The major way that I did celebrate was to read Darwin: The life of a tormented evolutionist by Desmond and Moore. I did this for myself, to make myself a better citizen, and also for Annie's What's in a Name Challenge. I began this book on Janurary 1,but left it behind when I left for the Bahamas on 1/5/09, as it weighs upwards of 15 pounds and would have made the aircraft unable to gain sufficient altitude to get us to the Bahamas. Whilst in the Bahamas I read another book and began Quammen's short biography "The reluctant Mr. Darwin". I got halfway through Quammen's book on the flight home and then jumped right back into Desmond and Moore. It was a wonderful book. It made Darwin come to life with just the exact amount of nauseating detail about him and his life without being the slightest bit boring. It was approximately 700 pages in hardback, so it was not a short read (or a light read, as I alluded to earlier). But this book did exactly what I hoped it would. It gave me a much better understanding of who Darwin was and how the events of his life shaped his most wonderful theory. Quammen's book was simply too short and too lacking in specifics and details. But this book was perfect.

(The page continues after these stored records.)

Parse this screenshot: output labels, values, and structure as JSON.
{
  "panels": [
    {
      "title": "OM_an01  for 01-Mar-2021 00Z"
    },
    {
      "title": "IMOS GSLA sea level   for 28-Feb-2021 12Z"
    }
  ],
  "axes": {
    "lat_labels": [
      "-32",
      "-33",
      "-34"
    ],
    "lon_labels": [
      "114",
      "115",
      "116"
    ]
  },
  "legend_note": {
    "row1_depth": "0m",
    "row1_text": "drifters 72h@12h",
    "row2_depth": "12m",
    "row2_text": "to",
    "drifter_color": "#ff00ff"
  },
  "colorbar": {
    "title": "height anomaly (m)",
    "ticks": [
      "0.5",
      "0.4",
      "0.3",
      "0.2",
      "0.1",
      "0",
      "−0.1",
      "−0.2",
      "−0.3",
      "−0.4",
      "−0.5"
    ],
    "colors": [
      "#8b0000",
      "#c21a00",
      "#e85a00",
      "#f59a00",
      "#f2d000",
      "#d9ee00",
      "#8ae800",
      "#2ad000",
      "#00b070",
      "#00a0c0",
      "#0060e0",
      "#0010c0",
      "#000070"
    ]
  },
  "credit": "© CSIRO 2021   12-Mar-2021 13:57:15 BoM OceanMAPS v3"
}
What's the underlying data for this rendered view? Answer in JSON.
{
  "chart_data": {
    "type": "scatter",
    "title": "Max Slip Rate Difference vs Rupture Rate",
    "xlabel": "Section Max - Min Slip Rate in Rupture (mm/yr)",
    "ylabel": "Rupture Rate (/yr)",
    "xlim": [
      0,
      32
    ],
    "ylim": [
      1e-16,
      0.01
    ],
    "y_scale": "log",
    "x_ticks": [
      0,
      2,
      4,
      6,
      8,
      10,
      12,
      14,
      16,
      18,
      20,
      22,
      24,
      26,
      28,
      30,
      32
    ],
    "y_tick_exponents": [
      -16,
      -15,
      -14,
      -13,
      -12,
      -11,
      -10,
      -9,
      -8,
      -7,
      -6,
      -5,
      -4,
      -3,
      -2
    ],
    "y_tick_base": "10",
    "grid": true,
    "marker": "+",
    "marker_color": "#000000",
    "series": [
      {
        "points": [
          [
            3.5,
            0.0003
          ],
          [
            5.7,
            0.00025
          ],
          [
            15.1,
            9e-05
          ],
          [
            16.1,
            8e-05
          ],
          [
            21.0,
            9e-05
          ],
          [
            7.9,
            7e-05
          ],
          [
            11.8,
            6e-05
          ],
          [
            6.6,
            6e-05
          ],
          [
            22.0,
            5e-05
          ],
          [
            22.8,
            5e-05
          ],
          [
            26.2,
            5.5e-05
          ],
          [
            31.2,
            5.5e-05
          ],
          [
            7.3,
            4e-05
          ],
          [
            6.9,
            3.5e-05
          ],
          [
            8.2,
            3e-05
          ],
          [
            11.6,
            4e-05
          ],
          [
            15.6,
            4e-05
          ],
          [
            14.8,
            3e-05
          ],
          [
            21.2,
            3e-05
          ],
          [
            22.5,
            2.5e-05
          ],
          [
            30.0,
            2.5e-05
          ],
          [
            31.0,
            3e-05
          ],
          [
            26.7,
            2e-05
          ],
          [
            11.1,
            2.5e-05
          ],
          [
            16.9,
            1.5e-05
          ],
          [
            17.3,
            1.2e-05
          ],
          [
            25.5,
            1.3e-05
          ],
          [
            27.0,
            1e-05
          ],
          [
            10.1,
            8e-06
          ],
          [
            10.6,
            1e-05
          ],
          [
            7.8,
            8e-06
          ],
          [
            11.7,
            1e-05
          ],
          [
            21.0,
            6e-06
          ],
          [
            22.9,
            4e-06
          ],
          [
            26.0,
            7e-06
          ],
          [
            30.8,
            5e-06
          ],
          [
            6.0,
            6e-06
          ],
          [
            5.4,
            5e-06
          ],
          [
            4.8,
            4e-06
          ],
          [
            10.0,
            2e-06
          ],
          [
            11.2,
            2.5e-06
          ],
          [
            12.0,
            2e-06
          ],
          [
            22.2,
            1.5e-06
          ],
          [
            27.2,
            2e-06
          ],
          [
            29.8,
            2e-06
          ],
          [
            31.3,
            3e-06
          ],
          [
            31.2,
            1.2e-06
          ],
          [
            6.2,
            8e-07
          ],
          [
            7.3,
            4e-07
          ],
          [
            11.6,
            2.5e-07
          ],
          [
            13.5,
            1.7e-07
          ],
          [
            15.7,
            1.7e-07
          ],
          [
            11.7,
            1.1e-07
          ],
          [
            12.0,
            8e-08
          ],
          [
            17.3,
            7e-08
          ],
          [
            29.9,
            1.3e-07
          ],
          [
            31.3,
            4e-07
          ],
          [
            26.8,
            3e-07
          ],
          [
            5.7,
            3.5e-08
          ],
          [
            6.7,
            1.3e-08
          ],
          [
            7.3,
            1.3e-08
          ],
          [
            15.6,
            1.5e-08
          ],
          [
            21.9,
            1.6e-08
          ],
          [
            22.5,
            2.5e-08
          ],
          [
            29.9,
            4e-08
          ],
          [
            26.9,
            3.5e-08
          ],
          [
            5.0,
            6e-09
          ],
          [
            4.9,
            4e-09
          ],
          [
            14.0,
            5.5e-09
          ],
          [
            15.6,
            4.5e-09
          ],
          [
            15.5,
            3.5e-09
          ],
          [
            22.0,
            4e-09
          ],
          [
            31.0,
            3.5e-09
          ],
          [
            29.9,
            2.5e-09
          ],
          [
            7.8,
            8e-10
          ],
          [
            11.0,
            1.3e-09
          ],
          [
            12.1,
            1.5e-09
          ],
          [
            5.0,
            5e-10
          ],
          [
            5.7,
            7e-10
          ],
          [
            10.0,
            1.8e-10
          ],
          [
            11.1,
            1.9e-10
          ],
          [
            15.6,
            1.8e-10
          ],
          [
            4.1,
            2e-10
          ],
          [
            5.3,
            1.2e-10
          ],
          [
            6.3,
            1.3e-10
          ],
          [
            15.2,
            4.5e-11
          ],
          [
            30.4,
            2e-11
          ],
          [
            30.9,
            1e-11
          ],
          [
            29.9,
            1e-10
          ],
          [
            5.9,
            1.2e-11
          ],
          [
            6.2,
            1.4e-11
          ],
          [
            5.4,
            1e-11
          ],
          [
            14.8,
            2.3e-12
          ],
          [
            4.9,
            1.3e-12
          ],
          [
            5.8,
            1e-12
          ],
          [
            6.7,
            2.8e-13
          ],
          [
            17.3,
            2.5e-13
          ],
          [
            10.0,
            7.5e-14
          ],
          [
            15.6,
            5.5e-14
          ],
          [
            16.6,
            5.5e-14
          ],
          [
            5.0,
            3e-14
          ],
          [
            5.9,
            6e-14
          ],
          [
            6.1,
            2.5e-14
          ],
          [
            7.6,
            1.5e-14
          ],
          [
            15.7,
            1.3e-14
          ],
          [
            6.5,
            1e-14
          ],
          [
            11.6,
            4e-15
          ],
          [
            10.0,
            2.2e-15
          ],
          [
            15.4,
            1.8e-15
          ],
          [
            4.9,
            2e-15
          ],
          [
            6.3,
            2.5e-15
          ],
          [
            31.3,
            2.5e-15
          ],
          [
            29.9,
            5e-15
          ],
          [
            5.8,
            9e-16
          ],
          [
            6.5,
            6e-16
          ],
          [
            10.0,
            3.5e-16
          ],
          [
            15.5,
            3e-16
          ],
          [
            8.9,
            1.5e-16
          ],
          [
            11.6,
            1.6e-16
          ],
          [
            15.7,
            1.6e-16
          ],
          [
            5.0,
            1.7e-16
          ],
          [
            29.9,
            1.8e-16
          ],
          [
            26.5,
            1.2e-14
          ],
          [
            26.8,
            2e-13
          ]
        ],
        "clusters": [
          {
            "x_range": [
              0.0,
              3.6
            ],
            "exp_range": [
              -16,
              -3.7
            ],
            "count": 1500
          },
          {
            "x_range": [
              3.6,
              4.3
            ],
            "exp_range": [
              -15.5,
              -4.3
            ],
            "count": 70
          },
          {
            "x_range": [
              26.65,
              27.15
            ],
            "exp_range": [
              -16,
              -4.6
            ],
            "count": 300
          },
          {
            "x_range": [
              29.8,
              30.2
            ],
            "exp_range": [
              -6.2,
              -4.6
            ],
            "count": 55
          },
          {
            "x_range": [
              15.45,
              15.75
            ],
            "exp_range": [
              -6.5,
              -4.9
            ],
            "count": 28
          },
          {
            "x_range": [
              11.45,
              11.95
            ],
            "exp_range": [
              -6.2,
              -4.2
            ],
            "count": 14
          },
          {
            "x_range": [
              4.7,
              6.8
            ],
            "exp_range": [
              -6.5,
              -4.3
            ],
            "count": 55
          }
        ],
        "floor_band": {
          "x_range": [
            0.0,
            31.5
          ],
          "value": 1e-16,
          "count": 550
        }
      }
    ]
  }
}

Exciting tidbits I learned:
- Darwin was known as "Gas" to his childhood friends because of his love of chemistry
- Darwin was much closer to his Dad than many texts and stories mention
- Darwin had excessive flatulence, perhaps related to Chagas disease that he picked up in South America
- Darwin loved for his wife, Emma, to take care of him and "mother" him through his various and many illnesses, which were also probably related to Chagas disease.
If you want to know more about Charles Darwin, read this book. And get your own copy, because I'm keeping mine.